The frequency, duration, and intensity of the electric current are critical factors that shape the modulatory effects of TMS therapy on the brain. The frequency of the electric current dictates the frequency of the induced electric field, leading to changes in neural activity and brain oscillatory power. The length of TMS therapy sessions can impact the magnitude and direction of the electric fields in the brain. The intensity of the electric current determines the strength of the induced electric field, influencing the sensitivity of neurons to stimulation and the magnitude and direction of the electric fields in the brain.

The Therapeutic Potential of TMS

TMS therapy has the potential to influence neural activity in various regions of the brain, such as the prefrontal cortex, motor cortex, and the limbic system.

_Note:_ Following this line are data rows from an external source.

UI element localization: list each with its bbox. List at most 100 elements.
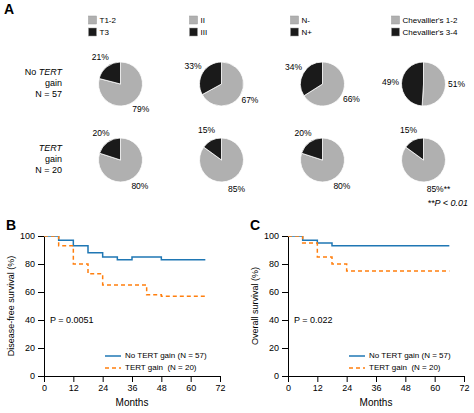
panel-label: A bbox=[4, 1, 14, 17]
panel-label: C bbox=[250, 217, 260, 233]
legend-swatch bbox=[392, 28, 400, 36]
tick-label: 40 bbox=[269, 315, 279, 325]
tick: 20 bbox=[25, 343, 44, 353]
tick-label: 60 bbox=[269, 287, 279, 297]
data-label: 79% bbox=[132, 104, 149, 114]
pie-slice bbox=[301, 138, 345, 182]
pie-slice bbox=[99, 138, 143, 182]
tick: 72 bbox=[459, 376, 469, 393]
annotation: No TERT bbox=[25, 67, 64, 77]
tick-label: 100 bbox=[264, 231, 279, 241]
x-axis-title: Months bbox=[116, 397, 149, 408]
tick: 0 bbox=[274, 371, 288, 381]
tick-mark bbox=[347, 376, 348, 382]
tick: 20 bbox=[269, 343, 288, 353]
legend-entry: TERT gain (N = 20) bbox=[125, 363, 197, 372]
data-label: 33% bbox=[185, 61, 202, 71]
pie: 79%21% bbox=[92, 52, 150, 114]
x-axis: 0122436486072 bbox=[286, 376, 470, 393]
tick: 60 bbox=[186, 376, 196, 393]
tick-label: 0 bbox=[42, 383, 47, 393]
tick: 0 bbox=[30, 371, 44, 381]
legend-swatch bbox=[190, 16, 198, 24]
tick-label: 0 bbox=[30, 371, 35, 381]
tick-label: 0 bbox=[286, 383, 291, 393]
legend: No TERT gain (N = 57) TERT gain (N = 20) bbox=[349, 351, 451, 372]
pie-slice bbox=[204, 138, 222, 160]
tick-mark bbox=[376, 376, 377, 382]
series-group bbox=[44, 236, 205, 296]
tick-mark bbox=[38, 320, 44, 321]
legend-swatch bbox=[291, 16, 299, 24]
tick: 12 bbox=[69, 376, 79, 393]
annotation: gain bbox=[45, 78, 62, 88]
data-label: 20% bbox=[93, 128, 110, 138]
tick-mark bbox=[220, 376, 221, 382]
data-label: 85% bbox=[228, 184, 245, 194]
x-axis-title: Months bbox=[360, 397, 393, 408]
y-axis: 020406080100 bbox=[20, 231, 45, 381]
tick: 80 bbox=[25, 259, 44, 269]
pie-slice bbox=[422, 62, 445, 106]
legend-entry: Chevallier's 3-4 bbox=[403, 28, 458, 37]
chart: A79%21%T1-2T3No TERTgainN = 5767%33%IIII… bbox=[0, 0, 474, 413]
data-label: 49% bbox=[382, 77, 399, 87]
tick: 0 bbox=[42, 376, 47, 393]
plot: 0122436486072020406080100No TERT gain (N… bbox=[20, 231, 226, 393]
pie: 51% 49% bbox=[382, 62, 465, 106]
legend-swatch bbox=[89, 28, 97, 36]
annotation: N = 20 bbox=[35, 165, 62, 175]
tick-label: 72 bbox=[215, 383, 225, 393]
plot: 0122436486072020406080100No TERT gain (N… bbox=[264, 231, 470, 393]
legend-entry: N- bbox=[302, 16, 311, 25]
tick-mark bbox=[38, 376, 44, 377]
annotation: **P < 0.01 bbox=[428, 198, 468, 208]
line bbox=[44, 236, 205, 260]
annotation: gain bbox=[45, 154, 62, 164]
tick-label: 24 bbox=[342, 383, 352, 393]
legend-entry: No TERT gain (N = 57) bbox=[369, 351, 451, 360]
tick-label: 40 bbox=[25, 315, 35, 325]
pie-slice bbox=[99, 62, 120, 84]
y-axis: 020406080100 bbox=[264, 231, 289, 381]
pie-slice bbox=[199, 62, 221, 95]
tick-mark bbox=[132, 376, 133, 382]
x-axis-line bbox=[289, 377, 465, 383]
tick-mark bbox=[282, 236, 288, 237]
data-label: 85%** bbox=[427, 184, 451, 194]
pie: 66%34% bbox=[285, 62, 360, 106]
legend-entry: No TERT gain (N = 57) bbox=[125, 351, 207, 360]
tick: 40 bbox=[269, 315, 288, 325]
tick-mark bbox=[405, 376, 406, 382]
tick: 40 bbox=[25, 315, 44, 325]
tick-label: 60 bbox=[186, 383, 196, 393]
pie-slice bbox=[100, 138, 121, 160]
pie-slice bbox=[200, 138, 244, 182]
legend-swatch bbox=[89, 16, 97, 24]
data-label: 51% bbox=[448, 79, 465, 89]
tick-label: 72 bbox=[459, 383, 469, 393]
data-label: 15% bbox=[198, 125, 215, 135]
tick-label: 20 bbox=[269, 343, 279, 353]
legend-entry: II bbox=[201, 16, 205, 25]
legend-entry: TERT gain (N = 20) bbox=[369, 363, 441, 372]
tick-label: 60 bbox=[430, 383, 440, 393]
tick-mark bbox=[317, 376, 318, 382]
x-axis-line bbox=[45, 377, 221, 383]
annotation: P = 0.0051 bbox=[50, 315, 94, 325]
tick-mark bbox=[282, 264, 288, 265]
pie: 85% 15% bbox=[198, 125, 245, 194]
tick-mark bbox=[282, 320, 288, 321]
tick-label: 12 bbox=[69, 383, 79, 393]
tick-label: 24 bbox=[98, 383, 108, 393]
tick-mark bbox=[73, 376, 74, 382]
tick-mark bbox=[38, 236, 44, 237]
tick-mark bbox=[191, 376, 192, 382]
data-label: 20% bbox=[295, 128, 312, 138]
tick-label: 48 bbox=[157, 383, 167, 393]
tick-mark bbox=[282, 348, 288, 349]
tick-label: 12 bbox=[313, 383, 323, 393]
pie: 67%33% bbox=[185, 61, 259, 106]
legend-swatch bbox=[392, 16, 400, 24]
legend-swatch bbox=[349, 355, 365, 357]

• Prefrontal Cortex: This region is critical for cognitive processes like attention and working memory. TMS therapy has shown promise in enhancing cognitive performance in healthy individuals and as a treatment for cognitive deficits in neurological and psychiatric disorders.
• Motor Cortex: Involved in regulating movement, TMS therapy can be useful as a diagnostic tool for motor disorders and as a treatment for motor deficits in conditions like stroke and Parkinson’s disease.
• Limbic System: This system regulates our emotions and motivation. As such, TMS therapy has seen use in treating psychiatric disorders such as depression, anxiety, and addiction.

Concluding Thoughts

Inducing electric currents in the brain using TMS is an exciting avenue for modulating neural activity and has shown promise in treating various neurological and psychiatric disorders. However, the full potential of TMS therapy and the mechanisms underlying its effects on neural activity still warrant further research. As we continue to deepen our understanding, we can better optimize this therapy’s potential and unlock new ways to improve brain health.